Whether you should care about the trajectory of Major League Baseball – the asset consolidation, the rich-get-richer ethos, the disappearance of a middle class – is your call, but for some of us, the trend lines do not seem favorable, given that on occasion when we visit Coors Field to catch a ballgame, we’d prefer to suspend disbelief long enough to think that our team might have a fighting chance of, you know, winning or something. 

On second thought, it’s more than that: We’d like to believe, naïve though we may be, that somewhere across baseball’s fruited plain there is a chance for an American renaissance story to unfold, for the little guy to gobsmack the big guy, for a ragamuffin bunch of determined athletes to take it to The Man. We pine for the Kansas City Royals of 2015, a nondescript bunch who managed to scrap their way into the World Series and win the damn thing. 

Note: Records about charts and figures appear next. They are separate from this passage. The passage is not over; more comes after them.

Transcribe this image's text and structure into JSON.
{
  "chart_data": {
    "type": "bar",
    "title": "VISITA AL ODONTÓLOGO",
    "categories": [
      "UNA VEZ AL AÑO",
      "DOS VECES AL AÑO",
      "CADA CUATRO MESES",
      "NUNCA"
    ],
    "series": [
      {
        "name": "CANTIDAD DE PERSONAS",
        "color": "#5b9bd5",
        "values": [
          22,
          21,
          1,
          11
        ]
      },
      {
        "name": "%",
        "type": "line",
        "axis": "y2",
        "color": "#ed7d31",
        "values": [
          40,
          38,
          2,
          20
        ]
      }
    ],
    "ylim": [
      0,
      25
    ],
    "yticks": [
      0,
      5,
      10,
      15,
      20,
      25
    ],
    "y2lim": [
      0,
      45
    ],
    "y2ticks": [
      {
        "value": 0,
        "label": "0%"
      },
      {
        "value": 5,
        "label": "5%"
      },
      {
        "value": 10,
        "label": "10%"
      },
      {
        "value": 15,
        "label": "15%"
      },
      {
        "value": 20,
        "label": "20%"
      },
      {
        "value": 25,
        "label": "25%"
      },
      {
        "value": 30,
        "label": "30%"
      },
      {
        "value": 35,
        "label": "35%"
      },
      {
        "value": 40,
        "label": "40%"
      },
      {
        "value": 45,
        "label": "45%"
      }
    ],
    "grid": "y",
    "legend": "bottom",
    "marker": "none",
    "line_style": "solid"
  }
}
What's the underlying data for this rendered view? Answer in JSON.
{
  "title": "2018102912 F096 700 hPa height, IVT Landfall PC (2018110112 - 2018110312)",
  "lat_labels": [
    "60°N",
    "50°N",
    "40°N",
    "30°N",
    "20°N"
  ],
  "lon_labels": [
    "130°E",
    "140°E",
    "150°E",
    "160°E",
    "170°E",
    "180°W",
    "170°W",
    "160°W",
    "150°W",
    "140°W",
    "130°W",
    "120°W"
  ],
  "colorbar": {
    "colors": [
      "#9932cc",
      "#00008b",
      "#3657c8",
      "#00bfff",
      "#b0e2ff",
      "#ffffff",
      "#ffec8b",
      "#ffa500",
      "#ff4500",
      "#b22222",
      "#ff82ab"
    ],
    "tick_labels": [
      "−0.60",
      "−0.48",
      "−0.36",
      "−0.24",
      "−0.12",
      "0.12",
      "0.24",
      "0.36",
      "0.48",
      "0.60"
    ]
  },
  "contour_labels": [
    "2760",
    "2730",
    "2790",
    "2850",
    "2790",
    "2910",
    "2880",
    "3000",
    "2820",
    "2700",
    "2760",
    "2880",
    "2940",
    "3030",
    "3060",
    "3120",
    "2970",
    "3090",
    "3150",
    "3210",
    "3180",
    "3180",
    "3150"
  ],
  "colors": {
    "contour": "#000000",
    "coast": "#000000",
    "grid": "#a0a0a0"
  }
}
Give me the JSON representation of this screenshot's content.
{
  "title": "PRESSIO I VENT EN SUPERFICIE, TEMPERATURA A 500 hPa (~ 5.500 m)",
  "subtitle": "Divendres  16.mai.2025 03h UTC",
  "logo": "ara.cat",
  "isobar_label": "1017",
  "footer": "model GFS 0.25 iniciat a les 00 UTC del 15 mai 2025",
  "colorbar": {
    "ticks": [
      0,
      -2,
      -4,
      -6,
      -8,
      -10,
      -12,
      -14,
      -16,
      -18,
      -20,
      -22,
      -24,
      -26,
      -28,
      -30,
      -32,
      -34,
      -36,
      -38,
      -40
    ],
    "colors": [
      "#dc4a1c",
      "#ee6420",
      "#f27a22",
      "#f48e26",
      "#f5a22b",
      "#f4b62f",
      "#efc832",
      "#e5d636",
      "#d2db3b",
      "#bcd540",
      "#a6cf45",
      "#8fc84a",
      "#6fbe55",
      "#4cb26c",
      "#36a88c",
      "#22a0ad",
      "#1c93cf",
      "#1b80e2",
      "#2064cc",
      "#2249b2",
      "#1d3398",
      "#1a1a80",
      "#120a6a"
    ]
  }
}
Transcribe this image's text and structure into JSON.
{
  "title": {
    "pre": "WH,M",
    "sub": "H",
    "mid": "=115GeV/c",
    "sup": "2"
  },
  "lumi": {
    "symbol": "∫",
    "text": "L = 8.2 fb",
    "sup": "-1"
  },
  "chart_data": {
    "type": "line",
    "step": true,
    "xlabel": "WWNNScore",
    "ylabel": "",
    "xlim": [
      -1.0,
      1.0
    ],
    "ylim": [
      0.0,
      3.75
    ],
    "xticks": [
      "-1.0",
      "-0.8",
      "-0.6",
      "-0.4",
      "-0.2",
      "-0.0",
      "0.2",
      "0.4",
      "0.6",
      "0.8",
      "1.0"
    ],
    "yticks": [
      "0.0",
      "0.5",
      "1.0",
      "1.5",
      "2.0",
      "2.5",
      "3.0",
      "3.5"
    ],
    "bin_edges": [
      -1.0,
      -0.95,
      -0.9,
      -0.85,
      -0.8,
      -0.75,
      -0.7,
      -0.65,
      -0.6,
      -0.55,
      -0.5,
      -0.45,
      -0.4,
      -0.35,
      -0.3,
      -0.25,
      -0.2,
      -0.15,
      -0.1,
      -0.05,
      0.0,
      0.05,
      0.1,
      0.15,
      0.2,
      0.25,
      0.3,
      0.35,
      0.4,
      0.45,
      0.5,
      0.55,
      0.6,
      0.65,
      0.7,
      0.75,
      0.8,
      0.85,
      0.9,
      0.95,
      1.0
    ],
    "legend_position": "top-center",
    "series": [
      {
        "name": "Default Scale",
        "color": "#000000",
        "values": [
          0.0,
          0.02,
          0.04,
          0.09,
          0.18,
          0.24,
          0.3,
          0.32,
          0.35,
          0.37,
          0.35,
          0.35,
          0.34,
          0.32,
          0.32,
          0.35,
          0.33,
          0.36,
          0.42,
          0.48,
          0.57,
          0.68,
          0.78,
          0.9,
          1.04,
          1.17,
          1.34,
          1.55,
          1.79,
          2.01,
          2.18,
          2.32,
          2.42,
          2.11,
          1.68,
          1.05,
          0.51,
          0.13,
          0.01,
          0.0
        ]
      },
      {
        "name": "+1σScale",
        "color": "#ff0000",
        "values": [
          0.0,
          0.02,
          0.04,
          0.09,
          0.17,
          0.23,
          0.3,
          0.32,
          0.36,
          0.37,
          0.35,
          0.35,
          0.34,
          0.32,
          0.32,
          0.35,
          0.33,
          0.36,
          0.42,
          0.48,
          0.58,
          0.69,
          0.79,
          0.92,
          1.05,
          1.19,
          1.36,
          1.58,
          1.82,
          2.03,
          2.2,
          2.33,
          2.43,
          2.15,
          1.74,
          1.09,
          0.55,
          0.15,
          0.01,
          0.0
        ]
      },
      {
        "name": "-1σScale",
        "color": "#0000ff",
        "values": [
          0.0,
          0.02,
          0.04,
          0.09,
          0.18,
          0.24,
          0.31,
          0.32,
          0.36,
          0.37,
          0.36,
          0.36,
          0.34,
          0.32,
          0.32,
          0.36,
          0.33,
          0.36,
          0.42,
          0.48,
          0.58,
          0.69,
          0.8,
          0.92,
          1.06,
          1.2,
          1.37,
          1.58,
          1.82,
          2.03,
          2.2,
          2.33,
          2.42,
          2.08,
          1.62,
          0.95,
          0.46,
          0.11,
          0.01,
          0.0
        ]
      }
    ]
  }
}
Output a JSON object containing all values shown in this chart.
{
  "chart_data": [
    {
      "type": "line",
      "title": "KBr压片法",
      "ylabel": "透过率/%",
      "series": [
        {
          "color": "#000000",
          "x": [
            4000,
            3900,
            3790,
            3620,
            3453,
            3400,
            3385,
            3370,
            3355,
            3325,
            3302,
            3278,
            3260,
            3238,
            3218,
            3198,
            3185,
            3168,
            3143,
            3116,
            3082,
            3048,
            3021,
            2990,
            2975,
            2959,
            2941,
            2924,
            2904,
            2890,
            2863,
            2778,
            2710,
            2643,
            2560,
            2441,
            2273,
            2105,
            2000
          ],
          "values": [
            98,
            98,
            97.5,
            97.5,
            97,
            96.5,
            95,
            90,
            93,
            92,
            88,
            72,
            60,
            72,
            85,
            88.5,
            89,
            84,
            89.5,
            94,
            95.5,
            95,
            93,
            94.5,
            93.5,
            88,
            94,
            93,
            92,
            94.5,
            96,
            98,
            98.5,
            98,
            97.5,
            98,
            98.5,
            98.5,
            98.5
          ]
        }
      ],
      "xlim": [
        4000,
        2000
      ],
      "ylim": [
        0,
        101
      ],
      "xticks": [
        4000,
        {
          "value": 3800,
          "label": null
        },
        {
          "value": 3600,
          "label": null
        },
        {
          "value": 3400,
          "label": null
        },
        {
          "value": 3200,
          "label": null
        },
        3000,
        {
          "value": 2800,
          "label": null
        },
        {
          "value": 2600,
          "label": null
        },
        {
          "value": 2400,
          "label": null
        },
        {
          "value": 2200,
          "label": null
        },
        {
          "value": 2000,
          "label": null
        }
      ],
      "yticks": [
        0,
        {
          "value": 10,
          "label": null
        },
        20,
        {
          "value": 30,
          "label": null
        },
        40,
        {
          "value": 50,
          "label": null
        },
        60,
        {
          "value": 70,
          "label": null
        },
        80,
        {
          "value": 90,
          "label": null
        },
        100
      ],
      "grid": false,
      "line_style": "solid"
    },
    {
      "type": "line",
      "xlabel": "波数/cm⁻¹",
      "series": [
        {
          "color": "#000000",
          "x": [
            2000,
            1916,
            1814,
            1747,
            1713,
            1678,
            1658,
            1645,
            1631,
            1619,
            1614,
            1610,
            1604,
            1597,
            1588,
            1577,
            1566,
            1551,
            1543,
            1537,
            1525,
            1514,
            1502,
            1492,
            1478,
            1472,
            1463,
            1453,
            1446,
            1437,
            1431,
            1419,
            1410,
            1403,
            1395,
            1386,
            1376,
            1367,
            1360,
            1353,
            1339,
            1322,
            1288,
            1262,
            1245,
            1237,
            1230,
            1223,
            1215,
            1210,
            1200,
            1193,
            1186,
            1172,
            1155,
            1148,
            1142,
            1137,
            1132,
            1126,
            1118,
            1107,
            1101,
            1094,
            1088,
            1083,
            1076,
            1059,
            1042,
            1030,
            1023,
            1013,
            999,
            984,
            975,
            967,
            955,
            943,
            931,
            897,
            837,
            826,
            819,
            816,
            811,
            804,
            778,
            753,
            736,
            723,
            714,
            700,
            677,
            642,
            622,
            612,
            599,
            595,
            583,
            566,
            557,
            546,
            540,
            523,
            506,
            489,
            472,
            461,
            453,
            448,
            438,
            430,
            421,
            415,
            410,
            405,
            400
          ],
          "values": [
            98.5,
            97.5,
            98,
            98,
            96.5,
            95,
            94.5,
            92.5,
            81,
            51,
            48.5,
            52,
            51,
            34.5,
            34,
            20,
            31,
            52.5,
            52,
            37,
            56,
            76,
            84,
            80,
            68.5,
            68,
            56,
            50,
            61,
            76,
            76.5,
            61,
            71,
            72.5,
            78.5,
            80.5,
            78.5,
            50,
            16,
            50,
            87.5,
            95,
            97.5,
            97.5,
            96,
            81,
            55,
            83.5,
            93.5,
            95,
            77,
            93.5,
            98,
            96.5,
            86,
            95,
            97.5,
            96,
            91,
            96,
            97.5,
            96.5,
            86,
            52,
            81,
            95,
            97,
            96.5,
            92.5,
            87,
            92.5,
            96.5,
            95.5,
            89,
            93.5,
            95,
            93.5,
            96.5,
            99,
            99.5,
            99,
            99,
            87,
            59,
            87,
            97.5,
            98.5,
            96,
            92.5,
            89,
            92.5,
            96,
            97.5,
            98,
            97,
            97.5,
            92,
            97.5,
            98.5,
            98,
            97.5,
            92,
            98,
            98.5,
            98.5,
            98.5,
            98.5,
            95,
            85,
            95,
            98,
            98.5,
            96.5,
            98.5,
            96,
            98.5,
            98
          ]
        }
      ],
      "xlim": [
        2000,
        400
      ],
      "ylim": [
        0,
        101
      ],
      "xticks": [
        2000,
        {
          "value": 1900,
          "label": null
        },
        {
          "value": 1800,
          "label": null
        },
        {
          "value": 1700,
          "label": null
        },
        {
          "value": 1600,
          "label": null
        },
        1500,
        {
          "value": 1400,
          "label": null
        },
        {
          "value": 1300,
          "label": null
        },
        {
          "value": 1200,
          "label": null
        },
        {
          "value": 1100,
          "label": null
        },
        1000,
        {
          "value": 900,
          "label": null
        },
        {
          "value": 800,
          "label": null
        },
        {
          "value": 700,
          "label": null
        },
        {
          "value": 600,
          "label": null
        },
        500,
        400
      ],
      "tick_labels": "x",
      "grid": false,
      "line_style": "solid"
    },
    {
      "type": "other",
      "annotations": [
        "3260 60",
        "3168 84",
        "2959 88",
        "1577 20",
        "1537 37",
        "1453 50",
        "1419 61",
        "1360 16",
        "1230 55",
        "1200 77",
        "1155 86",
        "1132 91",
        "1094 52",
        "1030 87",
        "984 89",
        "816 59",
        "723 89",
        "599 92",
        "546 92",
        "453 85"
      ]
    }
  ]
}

That season now seems like a very long time ago, and as we watch the corporate machinery vacuum up the A-list talent and deposit it onto the L.A. Dodgers roster, it’s hard not to be a bit nostalgic about a baseball past that, like a bygone USA, managed to spread the wealth at least a little bit. The rich-get-ridiculously-richer storyline has the tendency to deflate most of the joy, even before the first 99 MPH fastball thwocks the catcher’s mitt loud enough to echo across Blake Street. It’s true in early spring that anything could happen in baseball, but it’s honestly hard not to think the outcome of this season is already scripted. As an easy NL West favorite, the Dodgers were good to begin with. Now they’re even better. To be truthful, they’re Betts.